UCAN's Therapeutic Youth Home was very different back then. Jo remembers that some of the children's parents were in prison or had died, and that other children had been placed there because their parents simply could not take care of them. It was difficult to get staff because better paying jobs were available at manufacturing plants. Most of the staff members were elderly. Jo remembers her first day: "There was this young boy at the home who came into the dining hall and just stared at me. He had never seen such a young woman working at the home before." Jo says that children at the home treated her as a mother figure, and, "I truly cared about them."

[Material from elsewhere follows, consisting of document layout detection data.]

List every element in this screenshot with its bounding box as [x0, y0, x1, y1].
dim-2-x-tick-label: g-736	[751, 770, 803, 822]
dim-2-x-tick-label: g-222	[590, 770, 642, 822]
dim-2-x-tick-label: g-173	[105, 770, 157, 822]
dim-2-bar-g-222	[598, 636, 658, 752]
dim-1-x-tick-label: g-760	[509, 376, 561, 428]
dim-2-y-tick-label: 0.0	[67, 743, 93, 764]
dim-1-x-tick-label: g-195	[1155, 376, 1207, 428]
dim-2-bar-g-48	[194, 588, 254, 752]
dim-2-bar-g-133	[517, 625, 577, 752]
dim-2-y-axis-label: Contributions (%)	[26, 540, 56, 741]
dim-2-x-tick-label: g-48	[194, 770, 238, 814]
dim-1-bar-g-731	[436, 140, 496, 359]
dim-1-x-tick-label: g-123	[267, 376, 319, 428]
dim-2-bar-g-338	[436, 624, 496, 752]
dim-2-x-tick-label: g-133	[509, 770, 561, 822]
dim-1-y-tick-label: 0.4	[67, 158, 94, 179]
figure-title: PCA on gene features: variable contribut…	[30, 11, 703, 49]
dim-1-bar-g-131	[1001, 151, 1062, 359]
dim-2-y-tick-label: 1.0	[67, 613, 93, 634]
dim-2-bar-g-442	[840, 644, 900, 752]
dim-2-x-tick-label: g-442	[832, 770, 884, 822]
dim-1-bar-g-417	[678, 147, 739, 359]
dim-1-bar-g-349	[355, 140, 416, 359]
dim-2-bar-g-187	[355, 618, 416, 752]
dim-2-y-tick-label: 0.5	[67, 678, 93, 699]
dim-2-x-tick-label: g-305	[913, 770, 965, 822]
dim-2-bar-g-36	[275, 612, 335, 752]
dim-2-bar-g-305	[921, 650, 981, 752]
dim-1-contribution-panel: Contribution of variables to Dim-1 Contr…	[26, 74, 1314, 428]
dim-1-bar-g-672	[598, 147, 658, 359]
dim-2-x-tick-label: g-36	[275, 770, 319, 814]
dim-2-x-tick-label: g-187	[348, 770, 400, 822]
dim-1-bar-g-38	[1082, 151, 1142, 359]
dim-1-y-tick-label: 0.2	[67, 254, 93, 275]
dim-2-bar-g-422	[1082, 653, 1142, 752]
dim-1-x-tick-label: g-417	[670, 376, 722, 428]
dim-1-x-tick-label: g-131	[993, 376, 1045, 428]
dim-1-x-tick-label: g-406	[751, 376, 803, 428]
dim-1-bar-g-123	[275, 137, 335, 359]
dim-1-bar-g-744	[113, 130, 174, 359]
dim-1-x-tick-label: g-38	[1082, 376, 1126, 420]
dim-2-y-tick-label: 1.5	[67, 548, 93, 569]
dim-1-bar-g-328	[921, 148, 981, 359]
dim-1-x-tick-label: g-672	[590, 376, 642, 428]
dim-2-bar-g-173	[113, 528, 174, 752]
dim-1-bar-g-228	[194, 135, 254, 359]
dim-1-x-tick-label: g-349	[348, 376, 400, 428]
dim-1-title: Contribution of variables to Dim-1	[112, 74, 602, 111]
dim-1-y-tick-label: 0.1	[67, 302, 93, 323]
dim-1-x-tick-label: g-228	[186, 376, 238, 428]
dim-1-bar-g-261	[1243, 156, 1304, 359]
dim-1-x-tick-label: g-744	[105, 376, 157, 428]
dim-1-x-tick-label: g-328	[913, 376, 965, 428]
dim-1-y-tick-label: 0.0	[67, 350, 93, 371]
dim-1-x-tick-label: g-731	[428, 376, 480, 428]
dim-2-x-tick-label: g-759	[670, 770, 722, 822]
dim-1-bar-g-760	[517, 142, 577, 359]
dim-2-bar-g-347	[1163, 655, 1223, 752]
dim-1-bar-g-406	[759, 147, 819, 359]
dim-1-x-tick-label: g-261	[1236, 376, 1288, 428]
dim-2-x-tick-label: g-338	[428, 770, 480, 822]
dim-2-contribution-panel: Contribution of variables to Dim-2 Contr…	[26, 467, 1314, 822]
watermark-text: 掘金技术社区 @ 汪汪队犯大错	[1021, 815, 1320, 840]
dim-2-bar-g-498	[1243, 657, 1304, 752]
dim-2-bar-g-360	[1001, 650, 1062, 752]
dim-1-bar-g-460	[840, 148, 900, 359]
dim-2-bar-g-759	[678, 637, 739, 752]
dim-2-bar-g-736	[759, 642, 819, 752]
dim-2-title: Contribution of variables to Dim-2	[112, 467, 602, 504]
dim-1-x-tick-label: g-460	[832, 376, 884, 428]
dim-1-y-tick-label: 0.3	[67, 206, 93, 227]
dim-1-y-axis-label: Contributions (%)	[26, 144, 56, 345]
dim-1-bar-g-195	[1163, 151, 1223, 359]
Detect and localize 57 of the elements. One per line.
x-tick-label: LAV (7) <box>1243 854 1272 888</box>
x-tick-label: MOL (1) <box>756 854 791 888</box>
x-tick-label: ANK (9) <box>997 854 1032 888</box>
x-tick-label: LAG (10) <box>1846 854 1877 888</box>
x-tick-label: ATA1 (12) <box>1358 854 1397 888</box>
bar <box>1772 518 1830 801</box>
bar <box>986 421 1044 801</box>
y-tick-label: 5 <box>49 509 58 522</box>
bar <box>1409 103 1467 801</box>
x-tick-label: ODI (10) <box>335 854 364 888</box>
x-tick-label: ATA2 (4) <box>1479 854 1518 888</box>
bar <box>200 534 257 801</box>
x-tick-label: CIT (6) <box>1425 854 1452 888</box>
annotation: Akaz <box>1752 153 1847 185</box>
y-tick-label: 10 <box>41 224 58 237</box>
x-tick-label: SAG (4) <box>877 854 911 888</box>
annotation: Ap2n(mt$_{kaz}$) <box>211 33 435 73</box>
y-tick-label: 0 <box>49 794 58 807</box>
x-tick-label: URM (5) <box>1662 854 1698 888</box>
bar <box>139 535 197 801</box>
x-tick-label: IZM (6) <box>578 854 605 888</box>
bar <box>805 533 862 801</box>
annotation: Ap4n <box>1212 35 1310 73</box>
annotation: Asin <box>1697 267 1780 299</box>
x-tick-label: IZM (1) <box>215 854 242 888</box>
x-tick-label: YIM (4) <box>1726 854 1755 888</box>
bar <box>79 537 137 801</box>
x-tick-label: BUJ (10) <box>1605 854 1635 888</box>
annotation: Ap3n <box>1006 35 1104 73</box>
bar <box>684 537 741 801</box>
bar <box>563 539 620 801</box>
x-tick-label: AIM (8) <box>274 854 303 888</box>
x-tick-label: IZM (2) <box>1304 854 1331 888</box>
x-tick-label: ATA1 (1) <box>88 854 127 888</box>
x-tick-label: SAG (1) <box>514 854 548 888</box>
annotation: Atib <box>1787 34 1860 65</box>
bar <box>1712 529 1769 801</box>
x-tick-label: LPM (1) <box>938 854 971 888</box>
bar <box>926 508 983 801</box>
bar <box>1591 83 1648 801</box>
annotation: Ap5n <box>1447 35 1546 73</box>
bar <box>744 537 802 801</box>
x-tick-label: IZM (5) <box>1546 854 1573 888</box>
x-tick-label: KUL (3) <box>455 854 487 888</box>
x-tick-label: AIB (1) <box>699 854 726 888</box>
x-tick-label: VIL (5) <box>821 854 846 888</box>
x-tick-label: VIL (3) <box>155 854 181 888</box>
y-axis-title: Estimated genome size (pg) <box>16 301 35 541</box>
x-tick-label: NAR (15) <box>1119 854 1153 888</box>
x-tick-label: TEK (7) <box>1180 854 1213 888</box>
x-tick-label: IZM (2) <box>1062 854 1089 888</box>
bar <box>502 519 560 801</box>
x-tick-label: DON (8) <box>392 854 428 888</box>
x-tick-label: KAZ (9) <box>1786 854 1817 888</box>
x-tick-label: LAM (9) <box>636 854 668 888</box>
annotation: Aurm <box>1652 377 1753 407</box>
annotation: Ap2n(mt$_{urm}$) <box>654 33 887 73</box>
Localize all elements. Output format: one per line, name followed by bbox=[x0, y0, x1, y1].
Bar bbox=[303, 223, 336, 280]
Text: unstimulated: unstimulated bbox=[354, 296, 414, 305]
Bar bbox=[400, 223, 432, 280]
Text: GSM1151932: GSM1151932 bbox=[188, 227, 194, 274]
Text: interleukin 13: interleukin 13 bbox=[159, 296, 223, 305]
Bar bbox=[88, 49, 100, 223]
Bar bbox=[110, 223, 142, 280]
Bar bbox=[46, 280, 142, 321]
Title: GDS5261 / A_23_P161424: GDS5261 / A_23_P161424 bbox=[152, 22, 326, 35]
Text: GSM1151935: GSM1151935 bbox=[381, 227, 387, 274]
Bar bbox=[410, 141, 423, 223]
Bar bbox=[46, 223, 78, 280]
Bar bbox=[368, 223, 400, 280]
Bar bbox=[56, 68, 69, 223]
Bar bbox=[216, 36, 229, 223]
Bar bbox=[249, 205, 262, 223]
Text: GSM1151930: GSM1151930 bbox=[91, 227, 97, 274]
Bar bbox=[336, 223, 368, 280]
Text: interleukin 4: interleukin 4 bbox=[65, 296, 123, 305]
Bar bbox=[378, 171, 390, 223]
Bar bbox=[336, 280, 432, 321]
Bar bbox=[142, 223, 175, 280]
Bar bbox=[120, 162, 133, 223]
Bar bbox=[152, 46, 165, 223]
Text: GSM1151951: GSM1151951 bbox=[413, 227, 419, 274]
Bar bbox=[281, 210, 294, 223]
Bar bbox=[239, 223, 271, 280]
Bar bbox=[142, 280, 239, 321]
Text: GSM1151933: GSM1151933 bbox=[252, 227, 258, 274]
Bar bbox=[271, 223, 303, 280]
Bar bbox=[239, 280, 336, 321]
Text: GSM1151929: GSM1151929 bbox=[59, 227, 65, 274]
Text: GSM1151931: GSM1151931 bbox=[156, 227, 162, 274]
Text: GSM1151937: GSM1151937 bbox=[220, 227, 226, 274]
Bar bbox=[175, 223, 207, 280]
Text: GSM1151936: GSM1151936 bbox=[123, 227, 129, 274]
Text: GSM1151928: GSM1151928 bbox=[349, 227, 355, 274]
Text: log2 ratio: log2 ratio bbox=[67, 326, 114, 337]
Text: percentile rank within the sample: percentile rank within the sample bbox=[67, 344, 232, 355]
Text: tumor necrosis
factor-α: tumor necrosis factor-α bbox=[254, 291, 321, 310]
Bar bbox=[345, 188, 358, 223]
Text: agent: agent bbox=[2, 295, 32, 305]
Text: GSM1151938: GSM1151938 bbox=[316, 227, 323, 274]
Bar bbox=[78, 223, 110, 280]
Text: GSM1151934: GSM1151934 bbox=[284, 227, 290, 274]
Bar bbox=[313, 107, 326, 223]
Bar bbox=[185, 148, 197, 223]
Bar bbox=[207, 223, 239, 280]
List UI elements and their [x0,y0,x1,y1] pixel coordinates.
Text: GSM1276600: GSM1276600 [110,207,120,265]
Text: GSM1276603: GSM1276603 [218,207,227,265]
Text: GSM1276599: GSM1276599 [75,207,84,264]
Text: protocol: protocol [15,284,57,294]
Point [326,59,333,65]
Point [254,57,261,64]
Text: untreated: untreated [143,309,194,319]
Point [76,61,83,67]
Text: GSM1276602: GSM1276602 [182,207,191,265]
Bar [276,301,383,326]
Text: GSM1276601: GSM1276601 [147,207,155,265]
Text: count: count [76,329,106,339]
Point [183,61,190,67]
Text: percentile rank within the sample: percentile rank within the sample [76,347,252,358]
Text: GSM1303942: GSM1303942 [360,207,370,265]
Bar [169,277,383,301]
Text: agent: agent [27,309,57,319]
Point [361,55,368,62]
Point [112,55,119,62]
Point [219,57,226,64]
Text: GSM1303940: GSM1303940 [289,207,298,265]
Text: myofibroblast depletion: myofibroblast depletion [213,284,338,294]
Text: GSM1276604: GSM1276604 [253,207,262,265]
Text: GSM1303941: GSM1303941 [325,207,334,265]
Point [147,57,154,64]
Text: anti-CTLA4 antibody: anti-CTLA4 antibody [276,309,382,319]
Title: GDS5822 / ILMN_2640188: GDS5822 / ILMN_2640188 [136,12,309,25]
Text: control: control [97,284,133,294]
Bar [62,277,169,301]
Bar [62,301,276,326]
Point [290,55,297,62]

Jo took the children to Three Oaks Camp in Koontz Lake, Ind. for three months each summer.  (The camp at that time was owned by UCAN, but was sold in the 1950s). She took the children to camp in shifts, with the boys in the first half of the summer and the girls in the second half. There was a camp cook, and Jo had a small team of older boys who would help her with chores and tasks. The camp kitchen did not have a working oven, so Jo used a discarded gasoline stove that had an oven to bake muffins and pies with the kids. She also came up with the idea of building a barbecue pit out of leftover bricks,  and remembers that the children enjoyed grilled cheese sandwiches made on it. For entertainment, Jo sometimes took the children to a theatre three to four miles away, while other times they would play Monopoly or swim and row boats in the lake.

One of the boys at the camp named David (names have been changed to protect identity). "He was very special to me and helped me out with chores." Jo was reunited with David some years back when he found her through a local newspaper. Myra explains, "My parents moved to St. Louis, and she got a call one day from a former student at UCAN, who asked if she was the same Jo who had worked at UCAN. She put David in touch with my mother. We realized that for [these people], she was an important person for them when they were children. She is in touch with them and it is a very precious connection."

Jo recalled being at the camp on VJ Day, the day that Japan surrendered and World War II came to an end; that day, boys from the camp returned from town and announced the end of the war. For Jo it was an extra special day because she knew her husband would be home soon.

Jo left UCAN in December 1947 when she and Jack decided to start a family. After having Myra, she went back to school in 1966 at the age of 50 to get her master's in social work from George Williams College in Downers Grove (today the University of Aurora). When she moved with her husband to St. Louis, she started working as a psychiatric private practitioner, and later held public speaking events at schools. Her husband of 60 years died a few years ago, so Jo moved back to Chicago.

Myra feels her mother has a special connection with children. "She leaves a mark on people." Further, "Her face lights up when she talks about UCAN; all those children live in her heart," Myra explains. It seems she lives in theirs as well.